Hotspot Function Analysis
Command Function
Uses ptrace to sample Python programs and Python & C/C++ hybrid programs, analyzes call stacks, obtains top 20 hotspot functions, and draws flame graphs.
- The supported Python version is 3.9.X.
- The supported OS is openEuler.
- Only the PID mode is supported for collection and analysis.
Syntax
devkit py-perf hotspot [-h] [-l {0,1,2,3}] [-d <sec>] [-i <msec>] [-p {PID}] [-o <file>] [--native]
Parameter Description
|
Parameter |
Option |
Description |
|---|---|---|
|
-h/--help |
- |
Obtains help information. |
|
-l/--log-level |
0/1/2/3 |
Log level, which defaults to 1.
|
|
-d/--duration |
- |
Collection duration, in seconds. The minimum value is 1 second. By default collection never ends. You can press Ctrl+\ to cancel the task or press Ctrl+C to stop the collection and start analysis. |
|
-i/--interval |
- |
Collection interval, in milliseconds. The value ranges from 1 to 1000 and the default value is 10. |
|
-p/--pid |
PID |
ID of the process whose information is collected. |
|
-o/--output |
- |
Report file name. By default, the report file is generated in the current directory. The default file name format is FlameGraph-YMD-HMS. |
|
--native |
- |
Indicates whether to collect Python and C call stacks. If this parameter is used, Python and C call stacks are collected. Otherwise, only Python call stacks are collected. |
Example
devkit py-perf hotspot -p 2082596 -d 5 -i 100 -o /home/demo/flamegraph --native
- The -p 2082596 parameter collects information about the process whose ID is 2082596. The -d 5 parameter indicates that the collection duration is 5 seconds. The -i 100 parameter indicates that the collection interval is 100 milliseconds. The -o /home/demo/flamegraph parameter indicates that the flamegraph.html file is generated in /home/demo/. The --native parameter indicates the Python and C call stack information is collected.

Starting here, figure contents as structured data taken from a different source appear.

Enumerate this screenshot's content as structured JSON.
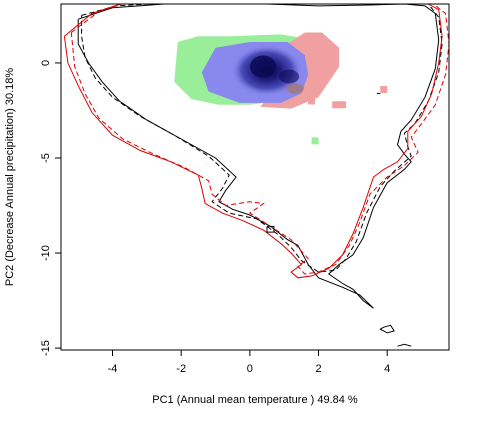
{
  "chart_data": {
    "type": "scatter",
    "xlabel": "PC1 (Annual mean temperature ) 49.84 %",
    "ylabel": "PC2 (Decrease Annual precipitation) 30.18%",
    "xlim": [
      -5.5,
      5.8
    ],
    "ylim": [
      -15.1,
      3.1
    ],
    "x_ticks": [
      -4,
      -2,
      0,
      2,
      4
    ],
    "y_ticks": [
      0,
      -5,
      -10,
      -15
    ],
    "colors": {
      "green_region": "#99ee99",
      "blue_region": "#8888ee",
      "red_region": "#f0a0a0",
      "density_core": "#0a0a55",
      "contour_black": "#000000",
      "contour_red": "#dd0000"
    },
    "regions": {
      "green": [
        [
          -2.1,
          1.1
        ],
        [
          -1.5,
          1.4
        ],
        [
          -0.6,
          1.4
        ],
        [
          0.9,
          1.5
        ],
        [
          1.6,
          1.3
        ],
        [
          1.5,
          -0.6
        ],
        [
          0.8,
          -2.0
        ],
        [
          0.0,
          -2.2
        ],
        [
          -0.9,
          -2.2
        ],
        [
          -1.7,
          -1.9
        ],
        [
          -2.2,
          -1.0
        ]
      ],
      "red": [
        [
          1.1,
          1.0
        ],
        [
          1.6,
          1.6
        ],
        [
          2.1,
          1.6
        ],
        [
          2.6,
          0.8
        ],
        [
          2.6,
          -0.2
        ],
        [
          2.0,
          -1.8
        ],
        [
          1.2,
          -2.4
        ],
        [
          0.3,
          -2.3
        ],
        [
          0.9,
          -1.0
        ]
      ],
      "blue": [
        [
          -1.0,
          0.8
        ],
        [
          0.0,
          1.1
        ],
        [
          1.1,
          1.1
        ],
        [
          1.6,
          0.4
        ],
        [
          1.7,
          -0.6
        ],
        [
          1.5,
          -1.6
        ],
        [
          0.9,
          -2.1
        ],
        [
          -0.3,
          -2.1
        ],
        [
          -1.2,
          -1.5
        ],
        [
          -1.4,
          -0.5
        ]
      ],
      "small_squares": [
        [
          1.9,
          -4.1
        ],
        [
          2.5,
          -2.2
        ],
        [
          2.7,
          -2.2
        ],
        [
          1.8,
          -2.0
        ],
        [
          3.9,
          -1.4
        ]
      ]
    },
    "density_core": {
      "x": 0.5,
      "y": -0.4
    },
    "contours": {
      "black_solid": [
        [
          -5.0,
          2.3
        ],
        [
          -4.0,
          2.9
        ],
        [
          -2.5,
          3.1
        ],
        [
          -1.0,
          3.1
        ],
        [
          0.5,
          3.1
        ],
        [
          2.0,
          3.0
        ],
        [
          3.5,
          3.05
        ],
        [
          4.5,
          3.1
        ],
        [
          5.1,
          3.0
        ],
        [
          5.4,
          2.6
        ],
        [
          5.5,
          1.2
        ],
        [
          5.4,
          -0.3
        ],
        [
          5.1,
          -1.8
        ],
        [
          4.7,
          -3.0
        ],
        [
          4.4,
          -3.6
        ],
        [
          4.3,
          -4.3
        ],
        [
          4.5,
          -4.8
        ],
        [
          4.7,
          -5.2
        ],
        [
          4.5,
          -5.6
        ],
        [
          4.0,
          -6.3
        ],
        [
          3.6,
          -7.6
        ],
        [
          3.3,
          -9.2
        ],
        [
          3.0,
          -10.1
        ],
        [
          2.6,
          -10.6
        ],
        [
          2.3,
          -11.1
        ],
        [
          2.7,
          -11.6
        ],
        [
          3.0,
          -11.9
        ],
        [
          3.3,
          -12.5
        ],
        [
          3.6,
          -12.9
        ],
        [
          3.2,
          -12.2
        ],
        [
          2.7,
          -11.8
        ],
        [
          2.0,
          -11.3
        ],
        [
          1.7,
          -10.6
        ],
        [
          1.4,
          -9.6
        ],
        [
          1.1,
          -9.3
        ],
        [
          0.6,
          -8.6
        ],
        [
          0.0,
          -8.0
        ],
        [
          -0.5,
          -7.7
        ],
        [
          -0.9,
          -7.3
        ],
        [
          -0.7,
          -6.7
        ],
        [
          -0.4,
          -6.0
        ],
        [
          -1.0,
          -5.0
        ],
        [
          -2.0,
          -4.0
        ],
        [
          -3.0,
          -3.0
        ],
        [
          -3.8,
          -2.0
        ],
        [
          -4.3,
          -1.0
        ],
        [
          -4.7,
          0.0
        ],
        [
          -5.0,
          1.0
        ],
        [
          -5.0,
          2.3
        ]
      ],
      "black_dashed": [
        [
          -4.9,
          2.5
        ],
        [
          -3.9,
          3.0
        ],
        [
          -2.4,
          3.15
        ],
        [
          -0.9,
          3.2
        ],
        [
          0.6,
          3.2
        ],
        [
          2.1,
          3.1
        ],
        [
          3.6,
          3.15
        ],
        [
          4.6,
          3.2
        ],
        [
          5.2,
          3.1
        ],
        [
          5.5,
          2.4
        ],
        [
          5.6,
          1.0
        ],
        [
          5.5,
          -0.5
        ],
        [
          5.2,
          -2.0
        ],
        [
          4.8,
          -3.2
        ],
        [
          4.5,
          -3.7
        ],
        [
          4.6,
          -4.4
        ],
        [
          4.7,
          -4.9
        ],
        [
          4.2,
          -5.7
        ],
        [
          3.8,
          -6.5
        ],
        [
          3.4,
          -7.9
        ],
        [
          3.1,
          -9.4
        ],
        [
          2.8,
          -10.3
        ],
        [
          2.5,
          -10.9
        ],
        [
          2.0,
          -11.0
        ],
        [
          1.5,
          -10.4
        ],
        [
          1.2,
          -9.7
        ],
        [
          0.8,
          -9.0
        ],
        [
          0.2,
          -8.2
        ],
        [
          -0.6,
          -7.9
        ],
        [
          -1.1,
          -7.3
        ],
        [
          -0.8,
          -6.6
        ],
        [
          -0.6,
          -5.9
        ],
        [
          -1.2,
          -4.9
        ],
        [
          -2.2,
          -3.8
        ],
        [
          -3.2,
          -2.8
        ],
        [
          -4.0,
          -1.8
        ],
        [
          -4.5,
          -0.8
        ],
        [
          -4.8,
          0.3
        ],
        [
          -4.9,
          1.4
        ],
        [
          -4.9,
          2.5
        ]
      ],
      "red_solid": [
        [
          -5.4,
          1.4
        ],
        [
          -4.6,
          2.6
        ],
        [
          -3.6,
          3.2
        ],
        [
          -2.0,
          3.3
        ],
        [
          0.0,
          3.3
        ],
        [
          2.0,
          3.3
        ],
        [
          3.8,
          3.3
        ],
        [
          5.0,
          3.3
        ],
        [
          5.5,
          2.8
        ],
        [
          5.6,
          1.4
        ],
        [
          5.5,
          0.0
        ],
        [
          5.3,
          -1.6
        ],
        [
          5.0,
          -2.8
        ],
        [
          4.6,
          -3.6
        ],
        [
          4.6,
          -4.5
        ],
        [
          4.3,
          -5.2
        ],
        [
          3.9,
          -5.6
        ],
        [
          3.6,
          -6.0
        ],
        [
          3.3,
          -7.6
        ],
        [
          3.0,
          -9.0
        ],
        [
          2.7,
          -10.1
        ],
        [
          2.3,
          -10.8
        ],
        [
          1.8,
          -11.2
        ],
        [
          1.4,
          -11.3
        ],
        [
          1.2,
          -11.0
        ],
        [
          1.5,
          -10.6
        ],
        [
          1.2,
          -10.0
        ],
        [
          0.9,
          -9.5
        ],
        [
          0.4,
          -8.8
        ],
        [
          -0.2,
          -8.3
        ],
        [
          -0.8,
          -7.9
        ],
        [
          -1.3,
          -7.4
        ],
        [
          -1.4,
          -6.6
        ],
        [
          -1.5,
          -5.9
        ],
        [
          -2.3,
          -5.2
        ],
        [
          -3.2,
          -4.6
        ],
        [
          -4.0,
          -3.8
        ],
        [
          -4.6,
          -2.6
        ],
        [
          -5.0,
          -1.2
        ],
        [
          -5.3,
          0.0
        ],
        [
          -5.4,
          1.4
        ]
      ],
      "red_dashed": [
        [
          -5.2,
          1.6
        ],
        [
          -4.4,
          2.7
        ],
        [
          -3.4,
          3.3
        ],
        [
          -1.8,
          3.4
        ],
        [
          0.2,
          3.4
        ],
        [
          2.2,
          3.4
        ],
        [
          4.0,
          3.4
        ],
        [
          5.2,
          3.3
        ],
        [
          5.7,
          2.6
        ],
        [
          5.8,
          1.0
        ],
        [
          5.7,
          -0.6
        ],
        [
          5.4,
          -2.2
        ],
        [
          5.0,
          -3.2
        ],
        [
          4.7,
          -3.9
        ],
        [
          4.9,
          -4.7
        ],
        [
          4.5,
          -5.4
        ],
        [
          4.0,
          -6.0
        ],
        [
          3.5,
          -6.9
        ],
        [
          3.2,
          -8.4
        ],
        [
          2.9,
          -9.6
        ],
        [
          2.5,
          -10.6
        ],
        [
          2.0,
          -11.0
        ],
        [
          1.6,
          -11.1
        ],
        [
          1.4,
          -10.7
        ],
        [
          1.7,
          -10.3
        ],
        [
          1.2,
          -9.3
        ],
        [
          0.6,
          -8.6
        ],
        [
          0.0,
          -7.9
        ],
        [
          0.4,
          -7.4
        ],
        [
          0.0,
          -7.3
        ],
        [
          -0.7,
          -7.5
        ],
        [
          -1.1,
          -6.9
        ],
        [
          -1.2,
          -6.2
        ],
        [
          -1.9,
          -5.5
        ],
        [
          -2.8,
          -4.8
        ],
        [
          -3.7,
          -4.0
        ],
        [
          -4.4,
          -2.9
        ],
        [
          -4.8,
          -1.6
        ],
        [
          -5.1,
          -0.2
        ],
        [
          -5.2,
          1.6
        ]
      ],
      "small_islands": [
        [
          [
            0.5,
            -8.6
          ],
          [
            0.7,
            -8.6
          ],
          [
            0.7,
            -8.9
          ],
          [
            0.5,
            -8.9
          ],
          [
            0.5,
            -8.6
          ]
        ],
        [
          [
            3.9,
            -13.9
          ],
          [
            4.1,
            -13.8
          ],
          [
            4.2,
            -14.1
          ],
          [
            4.0,
            -14.2
          ],
          [
            3.8,
            -14.0
          ],
          [
            3.9,
            -13.9
          ]
        ],
        [
          [
            4.3,
            -14.9
          ],
          [
            4.5,
            -14.8
          ],
          [
            4.7,
            -14.9
          ]
        ],
        [
          [
            3.7,
            -1.6
          ],
          [
            3.8,
            -1.6
          ]
        ]
      ]
    }
  }
}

- The command output contains too much stack information, most of which has been omitted for easy reading. For the detailed information, see the actual command output.
Command output:
Python Hotspot Top20 Summary Report Time:2024/08/13 15:07:16
================================================================================
───────────────────────────────────────────────────────────────────── Function Runtime(ms) Runtime(%)
───────────────────────────────────────────────────────────────────── pthread_condattr_setpshared 4722 82.04
pthread_condattr_setpshared
clone
blas_thread_server 447 7.77
blas_thread_server
pthread_condattr_setpshared
clone
...
...
...
scipy_dgebal_64_ 9 0.16
scipy_dgebal_64_
scipy_dgeev_64_
void eig_wrapper<f2c_doublecomplex, double>(char, char, char**, long const*, long const*) [clone .constprop.0]
generic_wrapped_legacy_loop
ufunc_generic_fastcall
_PyEval_EvalFrameDefault
_PyEval_EvalFrameDefault
dispatcher_vectorcall
_PyEval_EvalFrameDefault
_PyEval_EvalFrameDefault
_PyEval_EvalFrameDefault
_PyEval_EvalFrameDefault
_PyEval_EvalFrameDefault
eig (/usr/local/lib64/python3.9/site-packages/numpy/linalg/_linalg.py:1702)
compute_eigenvalues (/home/jjl/workspace/pyhotstpot_demo/ai-demo/numpy_test_1.py:10)
run (/usr/lib64/python3.9/concurrent/futures/thread.py:58)
_worker (/usr/lib64/python3.9/concurrent/futures/thread.py:83)
run (/usr/lib64/python3.9/threading.py:910)
_bootstrap_inner (/usr/lib64/python3.9/threading.py:973)
_bootstrap (/usr/lib64/python3.9/threading.py:930)
PyCodec_StreamReader
_PyGC_CollectNoFail
_Py_hashtable_destroy
pthread_condattr_setpshared
clone
dgemm_nn 9 0.16
dgemm_nn
─────────────────────────────────────────────────────────────────────The flamegraph html report: /home/demo/flamegraph.html
You can use a browser to view the HTML file of the flame graph. Because the stack name is too long, you can move the mouse pointer over a stack block to view its information. You can also click a stack block to view its details.